O resto é silêncio

O último ato

Por Jorge Aziz em 14/01/2025 às 15:49:29

Júlio Ramalho, aos 73 anos, nunca aprendeu a descansar. Jornalista aposentado, viveu a maior parte da vida entre deadlines apertados e a adrenalina de furar pautas. Depois de décadas na ativa, em vez de se render à paz da aposentadoria, mergulhou ainda mais fundo em um novo jornalismo, só que agora como consumidor: comprava livros e jornais como quem compra oxigênio. Sentava-se à mesa da cozinha ao amanhecer com três jornais e dois cafés fortes, ruminando editoriais como um bovino moderno, engolindo manchetes de tragédias climáticas, escândalos políticos e desastres humanitários com a mesma avidez que outros homens de sua idade reservavam para novelas ou partidas de dominó.

Nas redes sociais, sua verve continuava afiada. Debatia com estranhos como se estivesse em um salão iluminista. Os algoritmos o adoravam, alimentando-o com novos antagonistas a cada rolar de tela. Era uma batalha interminável. "Essa é minha missão", dizia para si mesmo, enquanto digitava furiosamente respostas em caps lock para algum desconhecido com avatar de anime e ideias tortas sobre economia global.

Mas então, certo dia, a roda do destino girou em falso. Júlio abriu Além do Bem e do Mal, de Nietzsche, buscando alguma faísca para incendiar seu espírito crítico. Chegou ao trecho sobre o martírio do filósofo. "Até mesmo a defesa de si! Corrompe a inocência e a sutil neutralidade da sua consciência". Ele parou. Sentiu algo como um golpe seco no estômago. O que estou fazendo? — a pergunta ecoou, desconfortável. Era como se Nietzsche o tivesse visto através do tempo, encenando, discutindo, debatendo, mas para quê? O teatro era tão importante quanto ele fazia parecer?

Naquela noite, ele não conseguiu dormir. Rolava na cama, as palavras do filósofo reverberando como uma sentença. E, então, veio o colapso. No dia seguinte, ao ligar a TV para o noticiário, algo que nunca havia acontecido aconteceu: ele desligou o aparelho. Tentou pegar um jornal, mas suas mãos tremeram ao perceber que nenhuma manchete fazia sentido. Por um instante, ele se viu, de fora, como um personagem de uma tragédia: o ator que acredita no próprio roteiro.

Por semanas, Júlio vagou pela casa como um fantasma. Estava desarmado. O impulso de comprar livros e jornais persistia, mas ele os empilhava, intocados. Até que, um dia, no meio de uma caminhada pela orla da praia, um pequeno evento — aparentemente insignificante — o despertou. Uma criança deixou cair um balde de plástico, e a maré o levou para longe. A criança chorava, inconsolável. Júlio hesitou. Sua mente, antes tão ativa, produziu um pensamento simples: "Isso importa?". Ele decidiu que sim. Entrou na água fria e recuperou o balde. A criança parou de chorar, olhou para ele com um misto de surpresa e gratidão, e correu de volta para os pais.
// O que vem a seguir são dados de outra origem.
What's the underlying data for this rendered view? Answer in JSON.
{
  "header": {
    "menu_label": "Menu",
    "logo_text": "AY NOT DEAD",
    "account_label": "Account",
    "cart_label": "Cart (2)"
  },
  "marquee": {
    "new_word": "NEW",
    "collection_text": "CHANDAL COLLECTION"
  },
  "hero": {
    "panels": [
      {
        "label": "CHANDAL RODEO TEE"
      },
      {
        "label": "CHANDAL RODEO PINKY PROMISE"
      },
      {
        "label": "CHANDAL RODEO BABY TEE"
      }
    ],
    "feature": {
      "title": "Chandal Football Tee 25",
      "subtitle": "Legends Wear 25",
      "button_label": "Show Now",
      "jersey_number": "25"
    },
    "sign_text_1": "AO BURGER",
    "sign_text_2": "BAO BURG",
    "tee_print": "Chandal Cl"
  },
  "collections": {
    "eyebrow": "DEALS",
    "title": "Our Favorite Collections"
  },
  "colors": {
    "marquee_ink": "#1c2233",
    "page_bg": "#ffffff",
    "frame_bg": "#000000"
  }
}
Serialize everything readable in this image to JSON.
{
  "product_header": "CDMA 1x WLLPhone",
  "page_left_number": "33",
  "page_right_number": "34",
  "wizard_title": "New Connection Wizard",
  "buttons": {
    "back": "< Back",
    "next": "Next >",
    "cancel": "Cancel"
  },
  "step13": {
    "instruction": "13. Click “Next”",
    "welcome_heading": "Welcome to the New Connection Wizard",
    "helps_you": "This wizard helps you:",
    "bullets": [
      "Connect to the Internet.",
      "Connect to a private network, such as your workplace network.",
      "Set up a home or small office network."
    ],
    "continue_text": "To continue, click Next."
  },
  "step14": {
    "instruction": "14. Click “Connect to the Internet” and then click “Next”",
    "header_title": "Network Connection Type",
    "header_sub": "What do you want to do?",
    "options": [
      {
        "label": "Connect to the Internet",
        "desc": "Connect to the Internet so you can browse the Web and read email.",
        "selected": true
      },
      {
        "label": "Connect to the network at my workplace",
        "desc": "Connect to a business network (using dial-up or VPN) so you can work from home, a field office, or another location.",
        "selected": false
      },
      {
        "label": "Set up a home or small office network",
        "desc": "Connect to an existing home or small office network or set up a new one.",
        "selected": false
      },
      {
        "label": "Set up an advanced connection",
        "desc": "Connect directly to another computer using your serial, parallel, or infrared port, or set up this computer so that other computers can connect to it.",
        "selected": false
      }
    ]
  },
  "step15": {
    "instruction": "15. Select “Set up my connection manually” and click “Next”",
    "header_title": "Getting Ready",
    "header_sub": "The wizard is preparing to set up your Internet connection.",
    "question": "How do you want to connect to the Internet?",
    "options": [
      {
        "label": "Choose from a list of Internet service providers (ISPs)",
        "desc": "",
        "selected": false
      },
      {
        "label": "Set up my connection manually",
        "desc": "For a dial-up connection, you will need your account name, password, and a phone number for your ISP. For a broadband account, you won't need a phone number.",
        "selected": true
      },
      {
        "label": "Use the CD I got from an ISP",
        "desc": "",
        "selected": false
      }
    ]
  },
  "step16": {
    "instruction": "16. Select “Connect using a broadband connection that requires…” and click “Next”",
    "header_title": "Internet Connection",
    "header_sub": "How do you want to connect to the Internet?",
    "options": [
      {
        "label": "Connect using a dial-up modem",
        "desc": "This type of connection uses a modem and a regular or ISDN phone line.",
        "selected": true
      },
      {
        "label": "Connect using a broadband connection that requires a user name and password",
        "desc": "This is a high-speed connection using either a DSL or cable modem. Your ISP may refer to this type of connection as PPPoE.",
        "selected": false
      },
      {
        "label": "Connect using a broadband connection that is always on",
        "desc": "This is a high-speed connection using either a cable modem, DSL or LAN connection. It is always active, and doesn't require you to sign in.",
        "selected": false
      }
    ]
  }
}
Naquela noite, ele percebeu que o gesto, embora insignificante no grande esquema do mundo, não precisava ser mais do que isso. Era suficiente.

Júlio então começou a reorganizar sua vida, pouco a pouco, com a consciência de que nem tudo que parecia urgente realmente importava. Vendou-se aos gritos do mundo, que, antes, o dominavam. Tornou-se seletivo. Escolheu ouvir mais, falar menos. Passou a evitar debates frenéticos, dedicando-se, em vez disso, a ensinar um neto a plantar tomates no quintal. O trabalho parecia inútil no início — era mais fácil comprar tomates no mercado —, mas ele se viu sorrindo ao ver o garoto sujar as mãos de terra.

No final, não foi uma epifania que o salvou, mas uma sequência de atos diminutos. Ele aceitou a mortalidade de suas ideias, reconhecendo que elas, como ele, eram efêmeras. Sentou-se à sombra de um ipê no parque e escreveu a última frase de seu diário:

"O mundo não precisa de mártires. Talvez precise apenas de quem saiba ouvir o silêncio."

E pela primeira vez em décadas, o silêncio o acolheu.